老太太的年龄很大了, 牙齿都掉了不少,口腔里牙床萎缩, 说话都有些不太清楚, 努力去听才能够辨认出来她说的是什么:
“这母鸡可好了, 每天都可以下一个蛋, 是我孙孙每天喂蚯蚓喂出来的, 就送给林二小姐, 二小姐每天早晨就可以吃一个蛋, 个子长得高,脸蛋也像是鸡蛋一样光滑。”
钱家的马车就那么点大,要是拿了东西根本就放不下,更何况东西不能拿。
昭昭花了小半个时辰,拒绝这些好意,脸上一直笑盈盈的,很认真不厌其烦地解释不能拿。
昭昭忙完了之后,看着孙峥正在编草编,被艾草熏黄的手指翻飞,很快就出现了一只蚱蜢,这只威风凛凛的蚱蜢被钱宝儿称呼为“大将军”,昭昭用手指拨动了一下蚱蜢的须须,看着她的动作,钱宝儿激动地说道,“是不是特别像!岑大夫的手艺真好!”
昭昭点点头。
孙峥看着昭昭已经推掉了那些礼物,让她先等一等,他去找了三个孩子,用三十个铜钱的价格定下一箩筐的草,让孩子们弄好了草之后,直接交给他的车夫。
钱宝儿看着昭昭看着孙峥的背影,有些心虚地说道,“昭昭,我说了不用那么多,他说的没关系。”
昭昭侧了侧脑袋,她本来看的是孙峥的脑袋,生怕他头疼,听到了钱宝儿的话才注意到孙峥指着一大箩筐,要求三个孩子摘这么多,这么大一个箩筐的草,好像确实太多啦。

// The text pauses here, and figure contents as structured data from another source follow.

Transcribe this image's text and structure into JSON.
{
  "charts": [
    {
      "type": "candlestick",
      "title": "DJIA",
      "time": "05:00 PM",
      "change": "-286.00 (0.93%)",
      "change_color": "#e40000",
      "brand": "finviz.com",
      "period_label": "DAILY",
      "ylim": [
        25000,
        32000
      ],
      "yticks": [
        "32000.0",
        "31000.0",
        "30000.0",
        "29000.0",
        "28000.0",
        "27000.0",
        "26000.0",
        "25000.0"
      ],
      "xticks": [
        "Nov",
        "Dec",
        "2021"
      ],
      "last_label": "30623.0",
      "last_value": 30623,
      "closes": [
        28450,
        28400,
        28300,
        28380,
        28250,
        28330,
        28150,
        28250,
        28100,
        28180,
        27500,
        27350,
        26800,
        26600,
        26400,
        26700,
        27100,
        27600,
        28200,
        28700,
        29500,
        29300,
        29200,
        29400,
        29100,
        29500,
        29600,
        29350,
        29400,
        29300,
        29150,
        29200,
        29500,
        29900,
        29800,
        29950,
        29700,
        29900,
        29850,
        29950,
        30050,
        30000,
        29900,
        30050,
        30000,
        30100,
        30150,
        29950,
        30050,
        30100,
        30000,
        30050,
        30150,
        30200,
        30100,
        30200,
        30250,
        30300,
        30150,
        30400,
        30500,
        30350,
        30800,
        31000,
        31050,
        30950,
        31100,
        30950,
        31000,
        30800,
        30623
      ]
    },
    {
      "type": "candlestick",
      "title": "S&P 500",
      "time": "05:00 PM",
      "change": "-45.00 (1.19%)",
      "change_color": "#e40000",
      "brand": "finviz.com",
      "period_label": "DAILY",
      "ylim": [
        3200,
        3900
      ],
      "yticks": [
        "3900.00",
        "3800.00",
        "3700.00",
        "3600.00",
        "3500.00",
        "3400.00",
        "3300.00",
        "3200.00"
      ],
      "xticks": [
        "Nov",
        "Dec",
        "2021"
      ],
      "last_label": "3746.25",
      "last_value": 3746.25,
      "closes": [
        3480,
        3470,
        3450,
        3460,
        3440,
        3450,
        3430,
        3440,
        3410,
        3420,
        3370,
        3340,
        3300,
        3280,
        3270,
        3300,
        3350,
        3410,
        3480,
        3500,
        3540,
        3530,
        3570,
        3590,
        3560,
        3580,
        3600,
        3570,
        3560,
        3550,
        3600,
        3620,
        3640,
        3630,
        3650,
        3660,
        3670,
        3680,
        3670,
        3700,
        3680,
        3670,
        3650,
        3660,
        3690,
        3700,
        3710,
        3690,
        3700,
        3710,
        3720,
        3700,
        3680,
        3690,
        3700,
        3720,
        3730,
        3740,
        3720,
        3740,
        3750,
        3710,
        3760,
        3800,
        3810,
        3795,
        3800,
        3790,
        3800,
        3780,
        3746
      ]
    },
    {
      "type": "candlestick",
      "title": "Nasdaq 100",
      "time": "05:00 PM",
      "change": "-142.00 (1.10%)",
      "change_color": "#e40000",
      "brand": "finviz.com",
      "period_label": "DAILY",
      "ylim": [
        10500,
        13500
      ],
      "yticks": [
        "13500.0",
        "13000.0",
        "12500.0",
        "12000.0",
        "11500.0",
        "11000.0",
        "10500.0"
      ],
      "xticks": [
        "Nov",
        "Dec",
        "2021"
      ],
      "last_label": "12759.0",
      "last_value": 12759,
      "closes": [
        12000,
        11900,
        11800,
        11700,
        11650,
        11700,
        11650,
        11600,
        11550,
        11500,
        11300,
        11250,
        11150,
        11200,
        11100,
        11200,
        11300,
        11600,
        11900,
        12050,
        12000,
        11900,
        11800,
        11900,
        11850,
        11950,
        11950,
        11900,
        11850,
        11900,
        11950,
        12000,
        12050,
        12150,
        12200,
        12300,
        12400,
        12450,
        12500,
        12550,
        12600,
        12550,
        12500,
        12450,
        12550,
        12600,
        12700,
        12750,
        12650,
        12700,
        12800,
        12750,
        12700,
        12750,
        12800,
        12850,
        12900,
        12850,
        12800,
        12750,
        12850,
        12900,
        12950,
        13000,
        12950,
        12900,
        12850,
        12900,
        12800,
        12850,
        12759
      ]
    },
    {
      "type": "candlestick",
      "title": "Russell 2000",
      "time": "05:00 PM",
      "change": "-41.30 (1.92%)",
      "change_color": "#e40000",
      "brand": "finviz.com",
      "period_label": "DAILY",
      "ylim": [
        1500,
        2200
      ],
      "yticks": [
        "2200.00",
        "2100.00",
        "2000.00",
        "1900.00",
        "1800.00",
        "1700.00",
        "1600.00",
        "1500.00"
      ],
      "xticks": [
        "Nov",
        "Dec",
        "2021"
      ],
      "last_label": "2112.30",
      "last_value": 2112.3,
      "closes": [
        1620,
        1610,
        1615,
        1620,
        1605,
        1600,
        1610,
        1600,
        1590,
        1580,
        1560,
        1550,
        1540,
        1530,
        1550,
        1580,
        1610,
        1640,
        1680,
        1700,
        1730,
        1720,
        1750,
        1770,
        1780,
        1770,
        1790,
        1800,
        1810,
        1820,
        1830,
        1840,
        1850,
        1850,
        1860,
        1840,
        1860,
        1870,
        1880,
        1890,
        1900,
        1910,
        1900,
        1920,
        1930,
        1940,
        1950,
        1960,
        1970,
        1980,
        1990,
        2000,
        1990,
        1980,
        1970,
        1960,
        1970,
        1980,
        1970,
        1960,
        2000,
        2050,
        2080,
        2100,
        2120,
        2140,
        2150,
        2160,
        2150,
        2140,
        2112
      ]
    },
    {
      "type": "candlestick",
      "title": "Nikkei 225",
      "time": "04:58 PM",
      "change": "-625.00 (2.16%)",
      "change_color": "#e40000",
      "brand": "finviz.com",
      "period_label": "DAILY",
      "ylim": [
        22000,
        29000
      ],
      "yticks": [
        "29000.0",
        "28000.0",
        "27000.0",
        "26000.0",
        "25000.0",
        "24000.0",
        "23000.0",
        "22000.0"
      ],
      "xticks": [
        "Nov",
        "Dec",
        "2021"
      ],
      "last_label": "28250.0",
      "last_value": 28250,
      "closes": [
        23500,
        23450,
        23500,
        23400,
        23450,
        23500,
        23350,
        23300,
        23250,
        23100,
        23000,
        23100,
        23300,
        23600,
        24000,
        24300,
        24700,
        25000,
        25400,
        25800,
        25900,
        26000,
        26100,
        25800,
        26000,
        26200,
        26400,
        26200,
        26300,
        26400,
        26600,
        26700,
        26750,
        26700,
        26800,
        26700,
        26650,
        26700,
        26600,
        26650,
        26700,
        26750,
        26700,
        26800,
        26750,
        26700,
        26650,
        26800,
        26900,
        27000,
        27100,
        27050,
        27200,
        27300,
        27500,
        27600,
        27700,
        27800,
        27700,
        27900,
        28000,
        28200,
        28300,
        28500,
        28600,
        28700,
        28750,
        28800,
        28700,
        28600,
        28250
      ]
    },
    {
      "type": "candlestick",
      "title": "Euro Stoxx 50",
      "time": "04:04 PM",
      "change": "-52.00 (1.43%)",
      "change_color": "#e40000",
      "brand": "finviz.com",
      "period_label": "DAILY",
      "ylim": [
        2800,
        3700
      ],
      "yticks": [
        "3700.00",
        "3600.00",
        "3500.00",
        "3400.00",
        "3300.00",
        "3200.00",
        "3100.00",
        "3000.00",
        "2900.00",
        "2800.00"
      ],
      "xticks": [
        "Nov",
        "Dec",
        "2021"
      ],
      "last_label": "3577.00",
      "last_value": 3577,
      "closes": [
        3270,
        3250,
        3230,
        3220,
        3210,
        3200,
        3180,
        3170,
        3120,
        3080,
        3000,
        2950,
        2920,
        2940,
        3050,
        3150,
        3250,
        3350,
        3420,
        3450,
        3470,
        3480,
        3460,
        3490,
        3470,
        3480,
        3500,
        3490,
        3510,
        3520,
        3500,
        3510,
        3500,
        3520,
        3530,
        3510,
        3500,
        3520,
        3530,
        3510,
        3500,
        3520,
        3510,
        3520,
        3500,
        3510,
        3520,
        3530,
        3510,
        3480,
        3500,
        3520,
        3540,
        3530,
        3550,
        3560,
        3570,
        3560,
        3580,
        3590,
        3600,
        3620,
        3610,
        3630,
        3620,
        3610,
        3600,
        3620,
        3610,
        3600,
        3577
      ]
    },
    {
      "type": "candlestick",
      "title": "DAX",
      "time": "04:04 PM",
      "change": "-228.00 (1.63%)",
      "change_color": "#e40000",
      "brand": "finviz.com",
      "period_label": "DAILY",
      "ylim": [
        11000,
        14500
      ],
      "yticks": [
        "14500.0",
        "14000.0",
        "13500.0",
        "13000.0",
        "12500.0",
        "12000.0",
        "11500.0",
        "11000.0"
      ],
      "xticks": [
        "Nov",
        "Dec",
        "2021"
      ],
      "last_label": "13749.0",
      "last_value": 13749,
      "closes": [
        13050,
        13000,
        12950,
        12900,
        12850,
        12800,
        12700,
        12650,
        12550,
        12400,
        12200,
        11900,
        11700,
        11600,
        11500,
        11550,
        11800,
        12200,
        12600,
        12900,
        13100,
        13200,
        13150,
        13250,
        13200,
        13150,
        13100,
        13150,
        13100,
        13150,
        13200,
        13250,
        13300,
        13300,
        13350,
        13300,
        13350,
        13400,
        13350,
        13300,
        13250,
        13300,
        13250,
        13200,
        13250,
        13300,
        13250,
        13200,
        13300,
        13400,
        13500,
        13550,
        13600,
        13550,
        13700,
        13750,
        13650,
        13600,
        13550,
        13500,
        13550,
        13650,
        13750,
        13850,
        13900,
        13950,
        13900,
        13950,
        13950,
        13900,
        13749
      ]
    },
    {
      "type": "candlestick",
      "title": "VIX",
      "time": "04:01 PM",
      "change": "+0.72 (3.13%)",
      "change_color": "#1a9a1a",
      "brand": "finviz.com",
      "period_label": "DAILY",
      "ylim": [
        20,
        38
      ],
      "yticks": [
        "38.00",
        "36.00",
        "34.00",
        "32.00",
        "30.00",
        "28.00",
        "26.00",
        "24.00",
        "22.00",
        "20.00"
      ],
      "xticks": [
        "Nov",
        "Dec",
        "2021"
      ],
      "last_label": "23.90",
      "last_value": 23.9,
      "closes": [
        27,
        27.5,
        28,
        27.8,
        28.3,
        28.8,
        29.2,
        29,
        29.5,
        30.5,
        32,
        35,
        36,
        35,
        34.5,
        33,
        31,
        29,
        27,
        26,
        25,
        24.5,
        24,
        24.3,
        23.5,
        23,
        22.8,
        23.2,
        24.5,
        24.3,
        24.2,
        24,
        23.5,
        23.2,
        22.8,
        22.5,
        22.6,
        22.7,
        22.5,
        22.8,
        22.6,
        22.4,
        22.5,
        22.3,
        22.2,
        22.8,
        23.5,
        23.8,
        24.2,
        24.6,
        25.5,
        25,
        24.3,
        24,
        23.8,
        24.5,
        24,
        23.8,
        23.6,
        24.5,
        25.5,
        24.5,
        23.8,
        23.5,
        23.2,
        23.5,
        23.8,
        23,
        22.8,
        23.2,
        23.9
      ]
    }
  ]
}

昭昭再看看钱宝儿,钱宝儿有些心虚地望天,“我去和他说不用这么多。”
钱宝儿忽然跳了起来,一路小跑过去。
孙峥低头看着到他腰边的小姑娘口是心非说不要那么多,失笑着说道,“我都已经和几个孩子说了,现在说不要那么多,孩子们反而会失望的。”
“那是哦!”钱宝儿松了一口气,她就是想要那么多,就是看到了昭昭之后,才会控制她的渴望,孙峥都说了不能让村里的孩子失望,那她就多拿一些草编,也是为了让村子的孩子不失望嘛!
钱宝儿笑嘻嘻地跑向昭昭,叽叽咕咕说着不能让村里的孩子失望这些话。
昭昭握住了她的手,“好的啦。”
孙峥给了钱,一行人往澜江方向去。
天晴之后澜江不复那天的可怖,不过林昭知道,这澜江的水还是很吓人。
石拱桥坍塌之后落了那么多石头,还有几块儿巨石,下雨的时候还在,现在已经全没了。
当时的那些大石头要不就是被冲到了下游,要不就是被冲成了许多小的,沉在河床底部。
无论是哪一种情况,都可以判断澜江河水的汹涌澎湃,现在的平静只能是表面的平静,其实是暗流涌动。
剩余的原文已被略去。